Selon l’institut Brunoy, des solutions existent à l’instar de celle inspirée du Forum économique mondial et baptisée ZEUF, pour Zero Emitting Urban Fleet (Flottes urbaines zéro émission). Ce programme vise au remplacement des flottes urbaines professionnelles par des véhicules électriques. « L’avantage est quadruple : passer directement à l’électrique, viser les voitures qui circulent le plus, et viser les flottes professionnelles plutôt que les particuliers, ce qui amène une acceptabilité bien plus forte, argumente le rapport. Et, enfin lutter contre le diesel, principal émetteur de NO2, car la quasi-totalité des flottes professionnelles en France roulent au diesel. » Et alors que les ZFE accordent des dérogations à certains professionnels, là « la logique est l’inverse : on passe d’une mesure de masse, coercitive, à une logique incitative, sur des niches qu’il faut élargir progressivement. On se concentre sur les véhicules qui roulent beaucoup : les taxis, les VTC, les livraisons, les flottes d’entreprise, plutôt que sur les vieilles voitures largement inutilisées des particuliers », poursuit l’institut.

Se recentrer sur l'essentiel

Dans deux capitales européennes, Londres et Madrid, les ZFE ont pris des formes particulières, baptisées ULEZ et Madrid Central, qui peuvent sembler relativement proches et similaires à celles des autres villes, mais qui sont en fait radicalement différentes. Une troisième, Paris, envisage un dispositif baptisé ZTL (pour zone à trafic limité). « Les trois tissent des pistes intéressantes pour repenser la ZFE et partagent un point commun : celui de faire peser des contraintes fortes sur des zones relativement peu étendues, en centre-ville, note le rapport Brunoy. À l’inverse, les ZFE en France concernent souvent des zones très étendues », comme celle du Grand Paris qui s’étend sur 400 kilomètres carrés, pour 70 communes.
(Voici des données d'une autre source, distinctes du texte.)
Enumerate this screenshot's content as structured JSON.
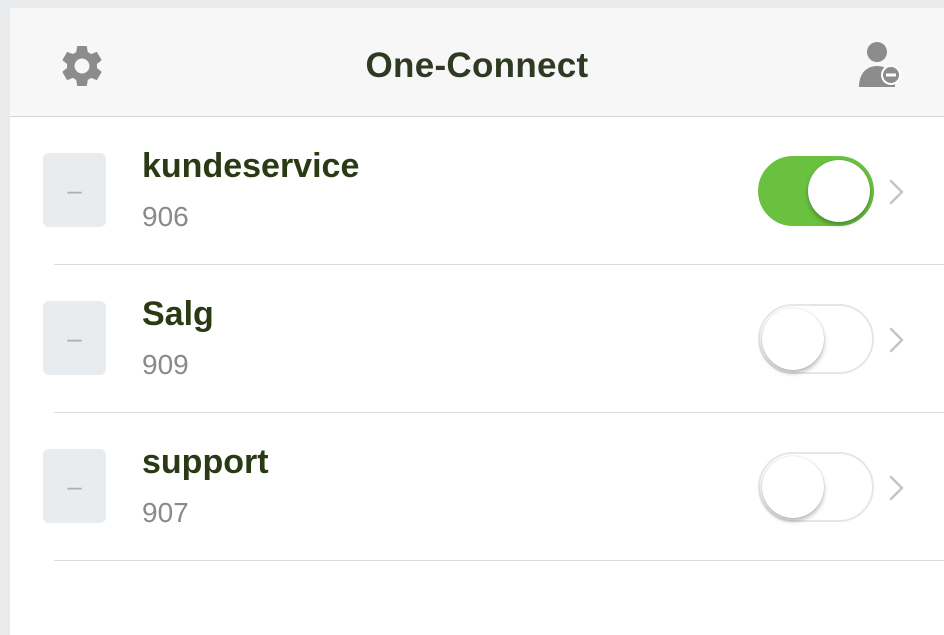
{
  "navbar": {
    "title": "One-Connect",
    "left_icon": "gear-icon",
    "right_icon": "user-remove-icon"
  },
  "queues": [
    {
      "name": "kundeservice",
      "number": "906",
      "enabled": true,
      "placeholder_glyph": "–"
    },
    {
      "name": "Salg",
      "number": "909",
      "enabled": false,
      "placeholder_glyph": "–"
    },
    {
      "name": "support",
      "number": "907",
      "enabled": false,
      "placeholder_glyph": "–"
    }
  ],
  "colors": {
    "toggle_on": "#6ac140",
    "title_text": "#2a3a14",
    "subtitle_text": "#8a8a8a",
    "icon_gray": "#8c8c8c"
  }
}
Mais quel en serait le bénéfice ? « Ces limitations de circulation dans l’hypercentre permettent de résoudre l’objection sociale. Elles ne concernent que des populations très favorisées socialement, et qui utilisent beaucoup moins la voiture (34 % des Parisiens possèdent une voiture, contre 85 % en grande couronne) », répond l'organisme spécialisé.

Enfin, parmi les autres pistes envisagées, on note l'accélération du déploiement des bornes de recharge et la définition d'un plan spécifique pour le transport de marchandise. « Comme dans les technologies, il existe dans les politiques publiques des formes d’innovation et d’obsolescence. Et la ZFE fait partie de ces idées qu’il faut recycler pour mieux les transformer. Il faut moderniser les transports, mais aussi la manière de penser la mobilité », conclut l'institut Brunoy.